CALGARY, Alberta — Parkland Corp. is being urged by activist investor Engine Capital LP to consider a sale or a spinoff of its noncore assets to become a more focused fuel and convenience retailer.
"If the board is unwilling to optimize the business in the public market, we believe the board should consider a sale of the entire company to either private equity or strategic buyer," Engine Capital wrote in a letter to the company's board of directors on March 22.
Engine Capital, which owns approximately 2 percent of Parkland's outstanding shares, is a value-oriented special situations fund that invests both actively and passively in companies undergoing change.
According to the investor, since its creation, Parkland has pursued an aggressive merger-and-acquisition (M&A) strategy and, accordingly, gained significant scale and supply advantages. The company considers this vertically integrated supply strategy as one of its core competitive advantages. But, in doing so, Parkland has accumulated a range of assets that are not typically owned by pure-play and convenience operators.
"We believe these assets create significant complexity and detract from the company's underlying valuation leading investors to view Parkland as a conglomerate with disparate assets, instead of a pure-play convenience retailer," Engine Capital said, adding it was "particularly troubled by Parkland's staggering underperformance" compared with fellow Canadian convenience retailer Alimentation Couche-Tard Inc., operator of the global Circle K brand.

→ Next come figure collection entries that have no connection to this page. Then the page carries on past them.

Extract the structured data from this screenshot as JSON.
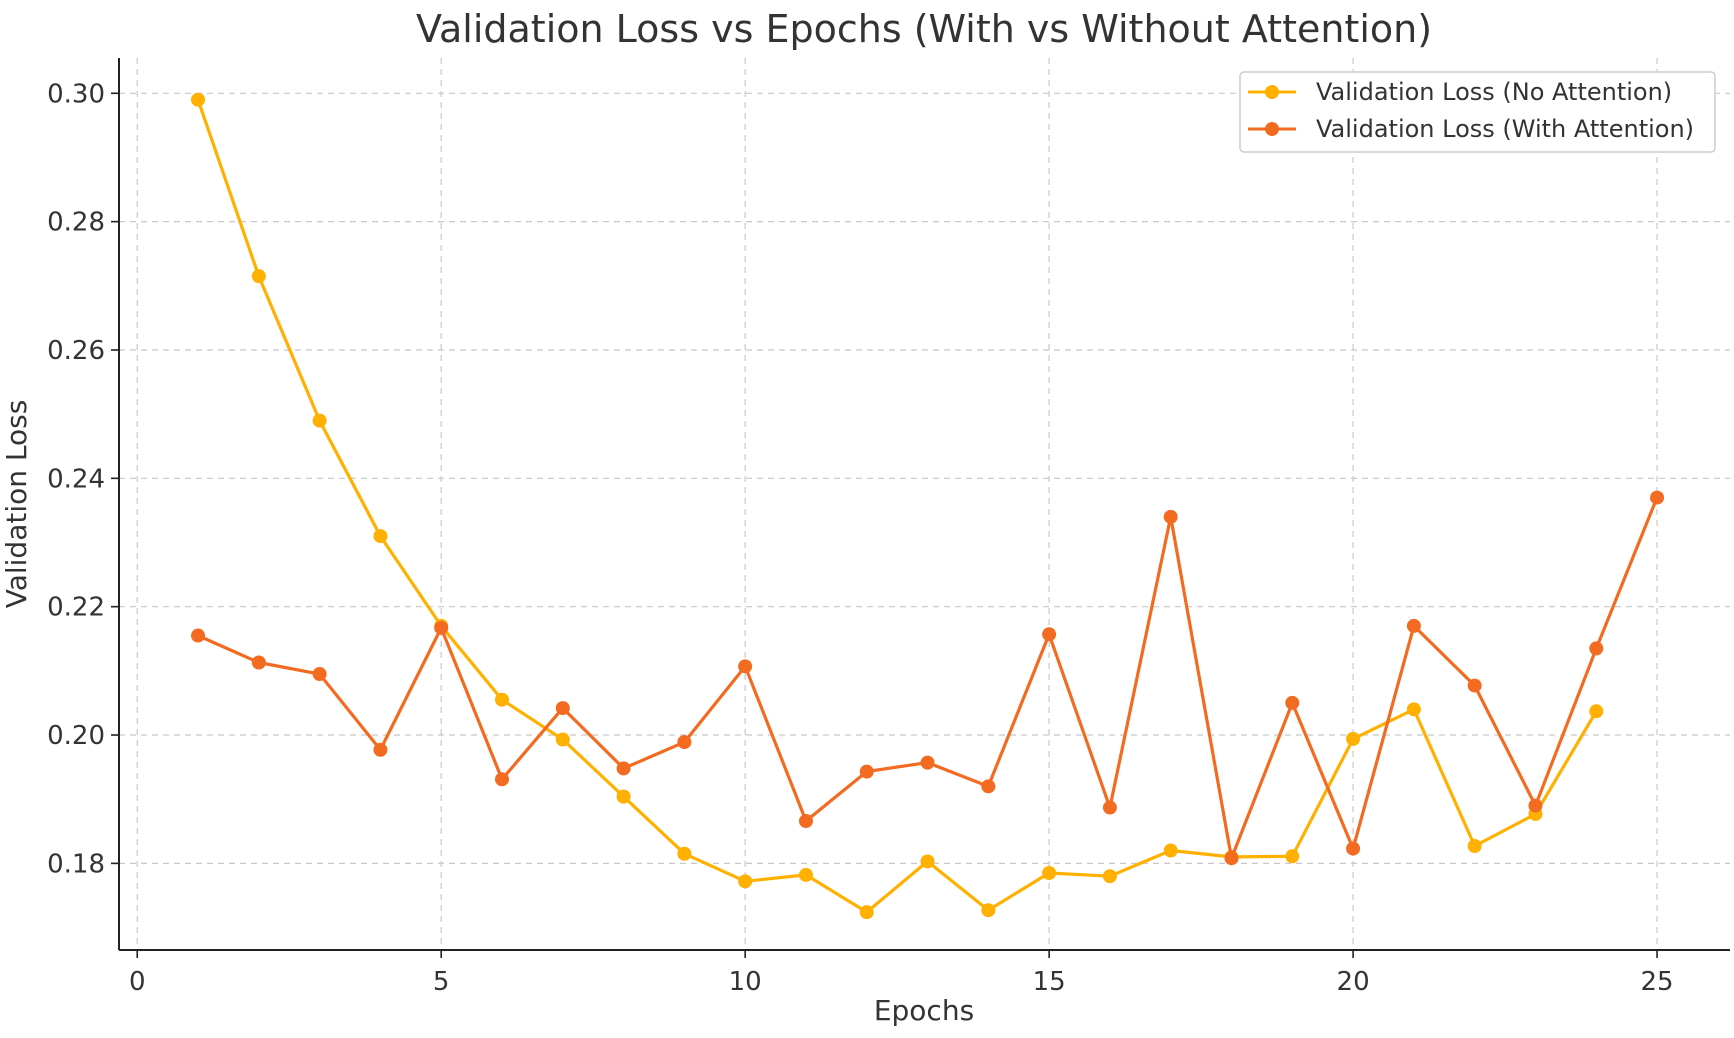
{
  "chart_data": {
    "type": "line",
    "title": "Validation Loss vs Epochs (With vs Without Attention)",
    "xlabel": "Epochs",
    "ylabel": "Validation Loss",
    "xlim": [
      -0.3,
      26.2
    ],
    "ylim": [
      0.1665,
      0.3055
    ],
    "xticks": [
      0,
      5,
      10,
      15,
      20,
      25
    ],
    "yticks": [
      0.18,
      0.2,
      0.22,
      0.24,
      0.26,
      0.28,
      0.3
    ],
    "xtick_labels": [
      "0",
      "5",
      "10",
      "15",
      "20",
      "25"
    ],
    "ytick_labels": [
      "0.18",
      "0.20",
      "0.22",
      "0.24",
      "0.26",
      "0.28",
      "0.30"
    ],
    "grid": true,
    "legend_position": "top-right",
    "series": [
      {
        "name": "Validation Loss (No Attention)",
        "color": "#FFB000",
        "marker": "circle",
        "x": [
          1,
          2,
          3,
          4,
          5,
          6,
          7,
          8,
          9,
          10,
          11,
          12,
          13,
          14,
          15,
          16,
          17,
          18,
          19,
          20,
          21,
          22,
          23,
          24
        ],
        "values": [
          0.299,
          0.2715,
          0.249,
          0.231,
          0.217,
          0.2055,
          0.1993,
          0.1904,
          0.1815,
          0.1772,
          0.1782,
          0.1724,
          0.1803,
          0.1727,
          0.1785,
          0.178,
          0.182,
          0.181,
          0.1811,
          0.1994,
          0.204,
          0.1827,
          0.1877,
          0.2037
        ]
      },
      {
        "name": "Validation Loss (With Attention)",
        "color": "#F26B21",
        "marker": "circle",
        "x": [
          1,
          2,
          3,
          4,
          5,
          6,
          7,
          8,
          9,
          10,
          11,
          12,
          13,
          14,
          15,
          16,
          17,
          18,
          19,
          20,
          21,
          22,
          23,
          24,
          25
        ],
        "values": [
          0.2155,
          0.2113,
          0.2095,
          0.1977,
          0.2167,
          0.1931,
          0.2042,
          0.1948,
          0.1989,
          0.2107,
          0.1866,
          0.1943,
          0.1957,
          0.192,
          0.2157,
          0.1887,
          0.234,
          0.1808,
          0.205,
          0.1823,
          0.217,
          0.2077,
          0.189,
          0.2135,
          0.237
        ]
      }
    ]
  }
}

"We understand that M&A has historically made sense for the company in the context of increasing its supply advantage. At this stage of its evolution, however, Parkland has sufficient scale, which is why the board should now turn its focus to optimizing the company's structure, simplifying its business and becoming a best-in-class fuel and convenience retailer," the letter said.
Engine Capital suggests the board take the following actions in the near-term to enhance long-term shareholder value:
- Immediately start exploring all strategic alternatives for Parkland, including evaluating the sale or spinoff of noncore assets with the goal of becoming a more focused fuel and convenience retailer.

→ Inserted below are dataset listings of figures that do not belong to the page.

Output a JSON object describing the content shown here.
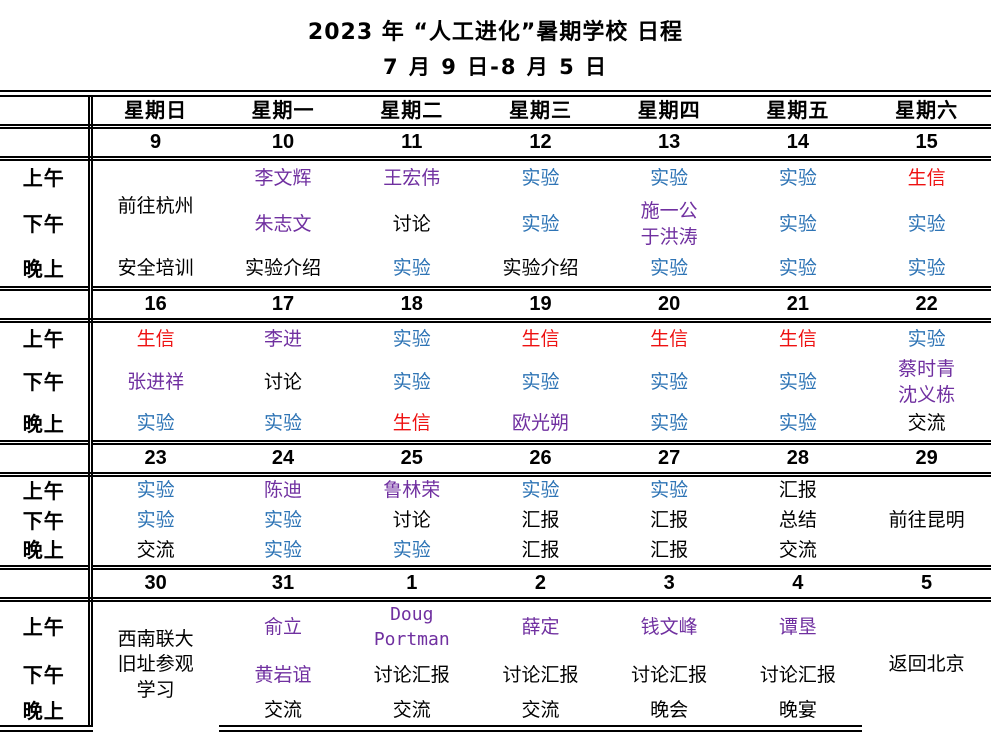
{
  "title": "2023 年 “人工进化”暑期学校 日程",
  "subtitle": "7 月 9 日-8 月 5 日",
  "colors": {
    "speaker": "#7030A0",
    "exp": "#2E74B5",
    "bio": "#EE1111",
    "plain": "#000000"
  },
  "weekday_headers": [
    "星期日",
    "星期一",
    "星期二",
    "星期三",
    "星期四",
    "星期五",
    "星期六"
  ],
  "period_labels": [
    "上午",
    "下午",
    "晚上"
  ],
  "weeks": [
    {
      "dates": [
        "9",
        "10",
        "11",
        "12",
        "13",
        "14",
        "15"
      ],
      "periods": [
        {
          "label": "上午",
          "cells": [
            {
              "text": "前往杭州",
              "type": "plain",
              "rowspan": 2
            },
            {
              "text": "李文辉",
              "type": "speaker"
            },
            {
              "text": "王宏伟",
              "type": "speaker"
            },
            {
              "text": "实验",
              "type": "exp"
            },
            {
              "text": "实验",
              "type": "exp"
            },
            {
              "text": "实验",
              "type": "exp"
            },
            {
              "text": "生信",
              "type": "bio"
            }
          ]
        },
        {
          "label": "下午",
          "cells": [
            null,
            {
              "text": "朱志文",
              "type": "speaker"
            },
            {
              "text": "讨论",
              "type": "plain"
            },
            {
              "text": "实验",
              "type": "exp"
            },
            {
              "lines": [
                "施一公",
                "于洪涛"
              ],
              "type": "speaker"
            },
            {
              "text": "实验",
              "type": "exp"
            },
            {
              "text": "实验",
              "type": "exp"
            }
          ]
        },
        {
          "label": "晚上",
          "cells": [
            {
              "text": "安全培训",
              "type": "plain"
            },
            {
              "text": "实验介绍",
              "type": "plain"
            },
            {
              "text": "实验",
              "type": "exp"
            },
            {
              "text": "实验介绍",
              "type": "plain"
            },
            {
              "text": "实验",
              "type": "exp"
            },
            {
              "text": "实验",
              "type": "exp"
            },
            {
              "text": "实验",
              "type": "exp"
            }
          ]
        }
      ]
    },
    {
      "dates": [
        "16",
        "17",
        "18",
        "19",
        "20",
        "21",
        "22"
      ],
      "periods": [
        {
          "label": "上午",
          "cells": [
            {
              "text": "生信",
              "type": "bio"
            },
            {
              "text": "李进",
              "type": "speaker"
            },
            {
              "text": "实验",
              "type": "exp"
            },
            {
              "text": "生信",
              "type": "bio"
            },
            {
              "text": "生信",
              "type": "bio"
            },
            {
              "text": "生信",
              "type": "bio"
            },
            {
              "text": "实验",
              "type": "exp"
            }
          ]
        },
        {
          "label": "下午",
          "cells": [
            {
              "text": "张进祥",
              "type": "speaker"
            },
            {
              "text": "讨论",
              "type": "plain"
            },
            {
              "text": "实验",
              "type": "exp"
            },
            {
              "text": "实验",
              "type": "exp"
            },
            {
              "text": "实验",
              "type": "exp"
            },
            {
              "text": "实验",
              "type": "exp"
            },
            {
              "lines": [
                "蔡时青",
                "沈义栋"
              ],
              "type": "speaker"
            }
          ]
        },
        {
          "label": "晚上",
          "cells": [
            {
              "text": "实验",
              "type": "exp"
            },
            {
              "text": "实验",
              "type": "exp"
            },
            {
              "text": "生信",
              "type": "bio"
            },
            {
              "text": "欧光朔",
              "type": "speaker"
            },
            {
              "text": "实验",
              "type": "exp"
            },
            {
              "text": "实验",
              "type": "exp"
            },
            {
              "text": "交流",
              "type": "plain"
            }
          ]
        }
      ]
    },
    {
      "dates": [
        "23",
        "24",
        "25",
        "26",
        "27",
        "28",
        "29"
      ],
      "periods": [
        {
          "label": "上午",
          "cells": [
            {
              "text": "实验",
              "type": "exp"
            },
            {
              "text": "陈迪",
              "type": "speaker"
            },
            {
              "text": "鲁林荣",
              "type": "speaker"
            },
            {
              "text": "实验",
              "type": "exp"
            },
            {
              "text": "实验",
              "type": "exp"
            },
            {
              "text": "汇报",
              "type": "plain"
            },
            {
              "text": "前往昆明",
              "type": "plain",
              "rowspan": 3
            }
          ]
        },
        {
          "label": "下午",
          "cells": [
            {
              "text": "实验",
              "type": "exp"
            },
            {
              "text": "实验",
              "type": "exp"
            },
            {
              "text": "讨论",
              "type": "plain"
            },
            {
              "text": "汇报",
              "type": "plain"
            },
            {
              "text": "汇报",
              "type": "plain"
            },
            {
              "text": "总结",
              "type": "plain"
            },
            null
          ]
        },
        {
          "label": "晚上",
          "cells": [
            {
              "text": "交流",
              "type": "plain"
            },
            {
              "text": "实验",
              "type": "exp"
            },
            {
              "text": "实验",
              "type": "exp"
            },
            {
              "text": "汇报",
              "type": "plain"
            },
            {
              "text": "汇报",
              "type": "plain"
            },
            {
              "text": "交流",
              "type": "plain"
            },
            null
          ]
        }
      ]
    },
    {
      "dates": [
        "30",
        "31",
        "1",
        "2",
        "3",
        "4",
        "5"
      ],
      "periods": [
        {
          "label": "上午",
          "cells": [
            {
              "lines": [
                "西南联大",
                "旧址参观",
                "学习"
              ],
              "type": "plain",
              "rowspan": 3
            },
            {
              "text": "俞立",
              "type": "speaker"
            },
            {
              "lines": [
                "Doug",
                "Portman"
              ],
              "type": "speaker"
            },
            {
              "text": "薛定",
              "type": "speaker"
            },
            {
              "text": "钱文峰",
              "type": "speaker"
            },
            {
              "text": "谭垦",
              "type": "speaker"
            },
            {
              "text": "返回北京",
              "type": "plain",
              "rowspan": 3
            }
          ]
        },
        {
          "label": "下午",
          "cells": [
            null,
            {
              "text": "黄岩谊",
              "type": "speaker"
            },
            {
              "text": "讨论汇报",
              "type": "plain"
            },
            {
              "text": "讨论汇报",
              "type": "plain"
            },
            {
              "text": "讨论汇报",
              "type": "plain"
            },
            {
              "text": "讨论汇报",
              "type": "plain"
            },
            null
          ]
        },
        {
          "label": "晚上",
          "cells": [
            null,
            {
              "text": "交流",
              "type": "plain"
            },
            {
              "text": "交流",
              "type": "plain"
            },
            {
              "text": "交流",
              "type": "plain"
            },
            {
              "text": "晚会",
              "type": "plain"
            },
            {
              "text": "晚宴",
              "type": "plain"
            },
            null
          ]
        }
      ]
    }
  ]
}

- Adhere to best corporate governance practices by refreshing the board and adding directors with convenience merchandising and capital allocation experience.
- Improve the company's compensation framework to better align management's incentives with shareholder’s interests.
Parkland acknowledged receipt of the letter on March 22, saying the company actively communicates with all of its shareholders on an ongoing basis and will continue to do so.
"As previously announced, having purposefully accelerated acquisitions over the past two years, Parkland is focused on delivering value from the unique and integrated business it has built," Parkland said. "The company is focused on integrating its recent acquisitions, capturing synergies, lowering leverage and enhancing shareholder returns. The company is also examining opportunities for dispositions where it creates strong returns for the company's shareholders."
Parkland has retained Kingsdale Advisors as strategic shareholder advisor. Norton Rose Fulbright Canada LLP is acting as legal counsel and Teneo is acting as strategic communication advisor.
Parkland Deal Gives Largest Shareholder Say in Board Nominees
Engine Capital's letter came one day after Parkland entered into an agreement with its largest long-term shareholder, Simpson Oil Ltd. The deal gives Simpson Oil the right to designate up to two nominees for election to Parkland's board of directors, and includes customary voting support obligations in favor of the board.
Simpson Oil owns approximately 19 percent of the issued and outstanding shares of Parkland.
"We appreciate the confidence that Simpson Oil has shown in the Parkland team and the company's strategic direction. Since Simpson Oil became our largest shareholder, we have continued to advance our strategy and strengthen our growth platform through prudent acquisitions, while increasing our dividend each year," said Jim Pantelidis, chairman of the board of directors for Parkland.
"Through this agreement we have secured our largest shareholders' ongoing support for our board of directors and management. We look forward to our continued relationship with Simpson Oil, and our mutual confidence and commitment in the long-term strategy and future of our business," Pantelidis added.
Under the terms of the agreement, two nominees of Simpson Oil will be nominated for election at Parkland's upcoming annual and special meeting of shareholders.
"The board will be recommending shareholders vote in favor of the nominees' election at the upcoming shareholder meeting and we look forward to welcoming them to the board should they be elected," Pantelidis pointed out.
As part of the board's ongoing refreshment process, David Spencer and John Bechtold will not be standing for reelection at the meeting, a decision which has been planned for some time.
"I want to thank David and John for their service to the board and their tireless work on behalf of shareholders. Their vision, expertise and guidance have helped us navigate complex challenges and achieve remarkable success," the chairman said.
Calgary-based Parkland Corp. is an independent supplier and marketer of fuel and petroleum products, and a convenience store operator. Parkland operates approximately 4,000 retail and commercial locations, servicing customers across Canada, the United States, the Caribbean region and the Americas.